Relationship between Principals’ Leadership Styles and Secondary School Teachers’ Job Satisfaction in Nandi South District, Kenya
Joel Kipkemboi Kiboss, Henry K. Sirma Jemiryott

It seems that most of our schools’ administrative problems tend to arise from fundamental conflicts between teachers’ and students’ needs and motives, and the requirements of the school organization. This is because teachers as individuals often personalize their roles and needs in an attempt to have them actualized while on the other hand attempting to mould and fit them into prescribed roles in order to achieve organizational goals. Therefore an understanding of relationships existing between principals’ leadership styles and the teachers’ job satisfaction is critical if these problems are to be overcome. This study was an attempt to contribute in this regard by examining the relationship between leadership styles of principals and teachers’ job satisfaction in Kenyan public secondary schools.
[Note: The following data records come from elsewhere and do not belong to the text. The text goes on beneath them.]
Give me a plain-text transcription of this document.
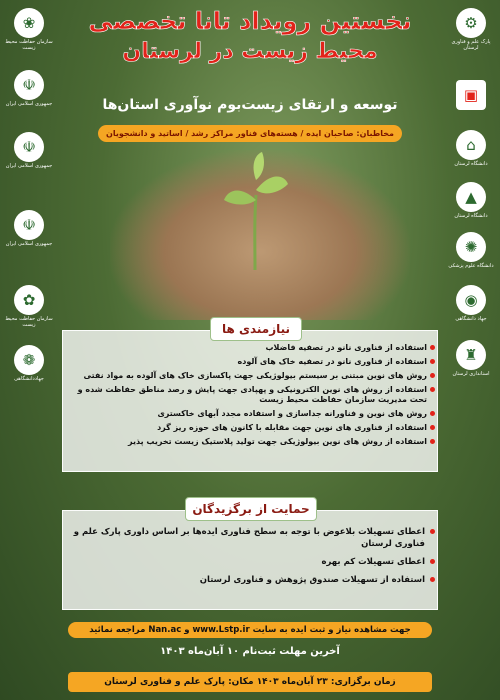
❀
سازمان حفاظت محیط زیست
☫
جمهوری اسلامی ایران
☫
جمهوری اسلامی ایران
☫
جمهوری اسلامی ایران
✿
سازمان حفاظت محیط زیست
❁
جهاددانشگاهی
⚙
پارک علم و فناوری لرستان
▣
⌂
دانشگاه لرستان
▲
دانشگاه لرستان
✺
دانشگاه علوم پزشکی
◉
جهاد دانشگاهی
♜
استانداری لرستان
نخستین رویداد تانا تخصصی
محیط زیست در لرستان
توسعه و ارتقای زیست‌بوم نوآوری استان‌ها
مخاطبان: صاحبان ایده / هسته‌های فناور مراکز رشد / اساتید و دانشجویان
استفاده از فناوری نانو در تصفیه فاضلاب
استفاده از فناوری نانو در تصفیه خاک های آلوده
روش های نوین مبتنی بر سیستم بیولوژیکی جهت پاکسازی خاک های آلوده به مواد نفتی
استفاده از روش های نوین الکترونیکی و پهپادی جهت پایش و رصد مناطق حفاظت شده و تحت مدیریت سازمان حفاظت محیط زیست
روش های نوین و فناورانه جداسازی و استفاده مجدد آبهای خاکستری
استفاده از فناوری های نوین جهت مقابله با کانون های حوزه ریز گرد
استفاده از روش های نوین بیولوژیکی جهت تولید پلاستیک زیست تخریب پذیر
نیازمندی ها
اعطای تسهیلات بلاعوض با توجه به سطح فناوری ایده‌ها بر اساس داوری پارک علم و فناوری لرستان
اعطای تسهیلات کم بهره
استفاده از تسهیلات صندوق پژوهش و فناوری لرستان
حمایت از برگزیدگان
جهت مشاهده نیاز و ثبت ایده به سایت www.Lstp.ir و Nan.ac مراجعه نمائید
آخرین مهلت ثبت‌نام ۱۰ آبان‌ماه ۱۴۰۳
زمان برگزاری: ۲۳ آبان‌ماه ۱۴۰۳ مکان: پارک علم و فناوری لرستان
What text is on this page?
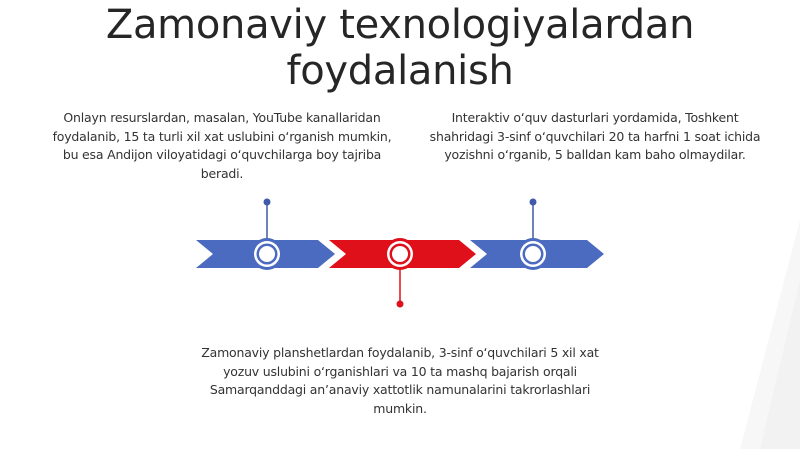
Zamonaviy texnologiyalardan foydalanish
Onlayn resurslardan, masalan, YouTube kanallaridan foydalanib, 15 ta turli xil xat uslubini oʻrganish mumkin, bu esa Andijon viloyatidagi oʻquvchilarga boy tajriba beradi.
Interaktiv oʻquv dasturlari yordamida, Toshkent shahridagi 3-sinf oʻquvchilari 20 ta harfni 1 soat ichida yozishni oʻrganib, 5 balldan kam baho olmaydilar.
Zamonaviy planshetlardan foydalanib, 3-sinf oʻquvchilari 5 xil xat yozuv uslubini oʻrganishlari va 10 ta mashq bajarish orqali Samarqanddagi anʼanaviy xattotlik namunalarini takrorlashlari mumkin.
The study adopted House’s Path-Goal theory which suggests that the performance, satisfaction, and motivation of a group can be affected by the leadership style in place. Descriptive survey research design was used to gather data from 138 respondents selected from 501 teachers Nandi district using two questionnaires namely; (i) Teachers Questionnaire (TQ) and (ii) Principals Questionnaire (PQ). The TQ were used to collect information on teachers’ perceptions of principals’ leadership style and their level of job satisfaction and commitment to work while the PQ was used to uncover the type of leadership adopted by principals’ administrative practice. The reliability of the instruments was estimated using Cronbach alpha. TQ yielded a reliability coefficient of 0.78 while the PQ yielded 0.83 which were deemed acceptable for research purposes. The data collected was analyzed using frequencies, percentages, means, and standard deviation. The Pearson‘s correlation coefficient and t-test were used to establish the relationships between principal’s leadership styles and teachers’ job satisfaction and gender differentials at 0.05 level. This study found that principals’ leadership styles have a great impact on the working atmosphere in a school and consequently the teachers’ job satisfaction. The study also established that the dominant leadership style in Nandi South District was Democratic leadership style and that most teachers were satisfied with their jobs in relation to the leadership style in place.